Mount Laurel, N.J.-based Freedom Mortgage Corp. will pay $113 million to resolve allegations from the U.S. Department of Housing and Urban Development (HUD) that it violated the False Claims Act by knowingly originating and underwriting Federal Housing Administration (FHA)-backed mortgages that did not meet FHA requirements.
“Freedom Mortgage did not properly comply with FHA rules for the mortgages it was generating and did not adequately monitor early payment defaults,” says Paul J. Fishman, U.S. Attorney for the District of New Jersey, in a U.S. Department of Justice (DOJ) press release. “It also failed to report to HUD the defaults it did discover, as required by its participation in the program.”
HUD alleges that Freedom Mortgage took advantage of its position as a direct endorsement lender in originating the faulty loans. Loans that are originated through the FHA’s direct endorsement program do not get reviewed for compliance until they are endorsed for FHA insurance. Therefore, it is up to the lender to ensure that all quality control (QC) measures are in place so that loans meet FHA direct endorsement requirements.
The loans in question were originated between Jan. 1, 2006, and Dec. 31, 2011, according to the DOJ’s release. HUD alleges that during this time, Freedom Mortgage did not always perform timely QC reviews or audits of loans in early payment default (EPD), as required by HUD, nor did it pass that info along to its QC team and HUD in a timely manner.

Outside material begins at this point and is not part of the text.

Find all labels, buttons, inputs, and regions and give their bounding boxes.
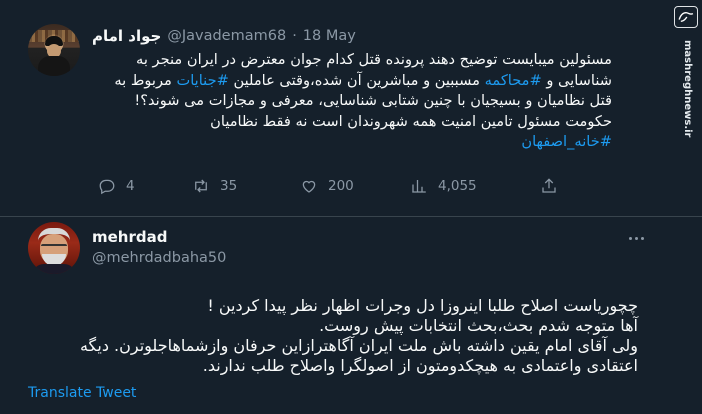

“The EPD QC reviews that Freedom Mortgage did perform revealed high defect rates, exceeding 30 percent between 2008 and 2010,” the DOJ says in its release. “Yet, between 2006 and 2011, Freedom Mortgage did not report a single improperly originated loan to HUD, despite its obligation to do so. In 2012, after identifying hundreds of loans that ‘possibly should have been self-reported to HUD,’ it reported only one.”